Ich fühle mich nicht „berufen“ dazu, ein Reiseleiter zu sein. Ich mache einfach das, was mir Spass macht. Ich glaube, wenn dieses Glück mehrere Menschen spüren würden, wäre die Arbeitswelt ein Stück weit angenehmer.

6. Wenn unsere LeserInnen sich von diesem Interview inspiriert fühlen und mehr über den Beruf des Reiseleiters erfahren möchten, wo findet man gute Informationen darüber?

Gute Informationen findet man zum Beispiel bei www.travel-and-personality.de – der Reiseveranstalter, bei dem auch ich meine Ausbildung absolviert habe und heute noch tätig bin. Dort werden Reiseleiter, Wanderführer, Outdoorguides und Stadt-/Gästeführer in kompakten Seminaren ausgebildet und das mit wirklich essenziellem Wissen. Es sind sehr schöne Seminare mit einer guten Mischung aus Theorie und Praxis. Am Ende der Aubildung gibt es ein Zertifikat. Dieses Zertifikat war auch mein Ticket in die Welt der Reiseleitung. Es ist wirklich zum empfehlen.

Für den Beruf des Reiseleiters gibt es keine gesetztlich vorgeschriebene Ausbildung. Meist bilden die Reiseveranstalter selbst aus. Der Einstieg kann auch über andere Berufe im touristischen Bereich erfolgen.

Weitere Informationen bei Wikipedia: https://de.wikipedia.org/wiki/Reiseleiter

7. Abschließend eine allgemeine Frage: Was ist Ihr größter Wunsch für die Erde und uns Menschen?

Ich würde mir wünschen, dass wir Menschen wieder mehr Zugang zur Natur bekommen. Wir tragen eine Verantwortung in uns, die Schönheit der Erde zu schützen. Denn auf eine gewisse Art und Weise ist alles miteinander verbunden. Nicht auf einem radikalen Weg liegt mein Wunsch, aber einem mit bedachten Schritten.

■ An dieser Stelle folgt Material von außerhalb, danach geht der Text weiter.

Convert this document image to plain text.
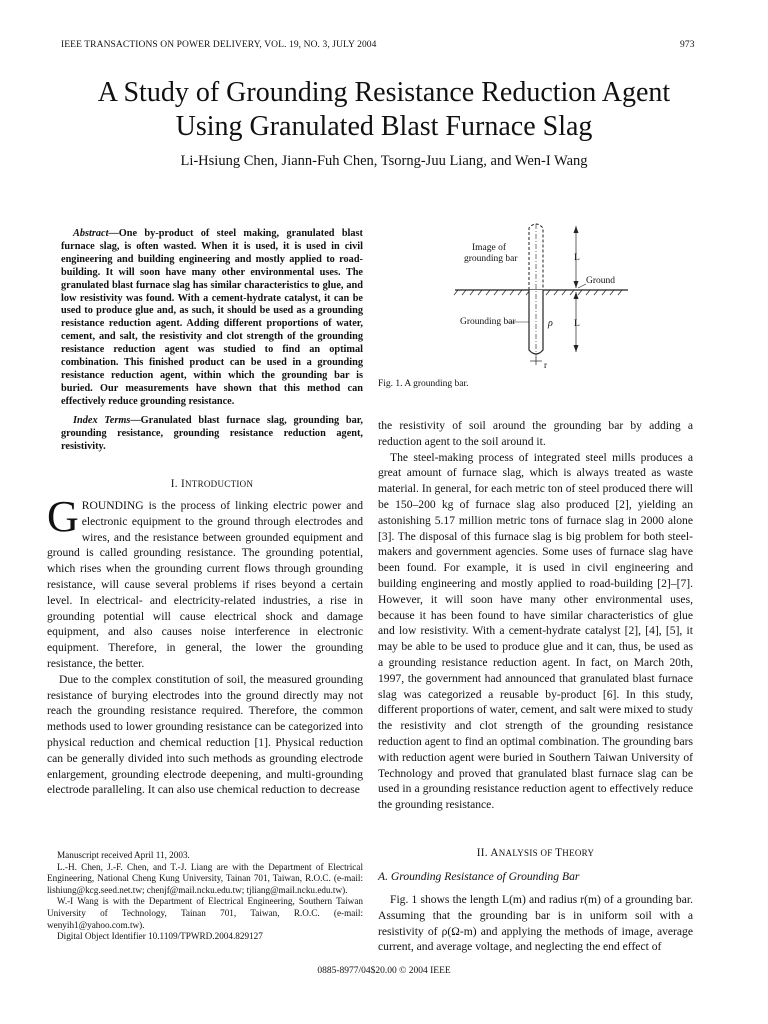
IEEE TRANSACTIONS ON POWER DELIVERY, VOL. 19, NO. 3, JULY 2004	973
A Study of Grounding Resistance Reduction Agent
Using Granulated Blast Furnace Slag
Li-Hsiung Chen, Jiann-Fuh Chen, Tsorng-Juu Liang, and Wen-I Wang

Abstract—One by-product of steel making, granulated blast furnace slag, is often wasted. When it is used, it is used in civil engineering and building engineering and mostly applied to road-building. It will soon have many other environmental uses. The granulated blast furnace slag has similar characteristics to glue, and low resistivity was found. With a cement-hydrate catalyst, it can be used to produce glue and, as such, it should be used as a grounding resistance reduction agent. Adding different proportions of water, cement, and salt, the resistivity and clot strength of the grounding resistance reduction agent was studied to find an optimal combination. This finished product can be used in a grounding resistance reduction agent, within which the grounding bar is buried. Our measurements have shown that this method can effectively reduce grounding resistance.

Index Terms—Granulated blast furnace slag, grounding bar, grounding resistance, grounding resistance reduction agent, resistivity.

I. INTRODUCTION

GROUNDING is the process of linking electric power and electronic equipment to the ground through electrodes and wires, and the resistance between grounded equipment and ground is called grounding resistance. The grounding potential, which rises when the grounding current flows through grounding resistance, will cause several problems if rises beyond a certain level. In electrical- and electricity-related industries, a rise in grounding potential will cause electrical shock and damage equipment, and also causes noise interference in electronic equipment. Therefore, in general, the lower the grounding resistance, the better.

Due to the complex constitution of soil, the measured grounding resistance of burying electrodes into the ground directly may not reach the grounding resistance required. Therefore, the common methods used to lower grounding resistance can be categorized into physical reduction and chemical reduction [1]. Physical reduction can be generally divided into such methods as grounding electrode enlargement, grounding electrode deepening, and multi-grounding electrode paralleling. It can also use chemical reduction to decrease

Manuscript received April 11, 2003.

L.-H. Chen, J.-F. Chen, and T.-J. Liang are with the Department of Electrical Engineering, National Cheng Kung University, Tainan 701, Taiwan, R.O.C. (e-mail: lishiung@kcg.seed.net.tw; chenjf@mail.ncku.edu.tw; tjliang@mail.ncku.edu.tw).

W.-I Wang is with the Department of Electrical Engineering, Southern Taiwan University of Technology, Tainan 701, Taiwan, R.O.C. (e-mail: wenyih1@yahoo.com.tw).

Digital Object Identifier 10.1109/TPWRD.2004.829127

Image of
grounding bar
Ground
Grounding bar	ρ
L
L
r
Fig. 1. A grounding bar.

the resistivity of soil around the grounding bar by adding a reduction agent to the soil around it.

The steel-making process of integrated steel mills produces a great amount of furnace slag, which is always treated as waste material. In general, for each metric ton of steel produced there will be 150–200 kg of furnace slag also produced [2], yielding an astonishing 5.17 million metric tons of furnace slag in 2000 alone [3]. The disposal of this furnace slag is big problem for both steel-makers and government agencies. Some uses of furnace slag have been found. For example, it is used in civil engineering and building engineering and mostly applied to road-building [2]–[7]. However, it will soon have many other environmental uses, because it has been found to have similar characteristics of glue and low resistivity. With a cement-hydrate catalyst [2], [4], [5], it may be able to be used to produce glue and it can, thus, be used as a grounding resistance reduction agent. In fact, on March 20th, 1997, the government had announced that granulated blast furnace slag was categorized a reusable by-product [6]. In this study, different proportions of water, cement, and salt were mixed to study the resistivity and clot strength of the grounding resistance reduction agent to find an optimal combination. The grounding bars with reduction agent were buried in Southern Taiwan University of Technology and proved that granulated blast furnace slag can be used in a grounding resistance reduction agent to effectively reduce the grounding resistance.

II. ANALYSIS OF THEORY
A. Grounding Resistance of Grounding Bar

Fig. 1 shows the length L(m) and radius r(m) of a grounding bar. Assuming that the grounding bar is in uniform soil with a resistivity of ρ(Ω-m) and applying the methods of image, average current, and average voltage, and neglecting the end effect of

0885-8977/04$20.00 © 2004 IEEE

Wenn wir reisen, dann lernen wir bei jeder Reise etwas dazu und können Verständnis für diese Verantwortung wecken.

Wenn Sie den Leserinnen und Lesern sonst noch etwas mitgeben möchten, können Sie das jetzt gerne noch tun … 🙂

Egal welche Zeiten heranbrechen mögen, wir sollten niemals aufhören zu reisen. Die Welt ist da, damit wir sie uns ansehen können. Wir leben nur einmal – also nutzen wir diese Zeit lieber.

Herzlichen Dank, lieber Herr Hartke, für dieses spannende und inspirierende Interview!

Das Interview wurde im Februar 2016 von Karin Myria Pickl per eMail geführt.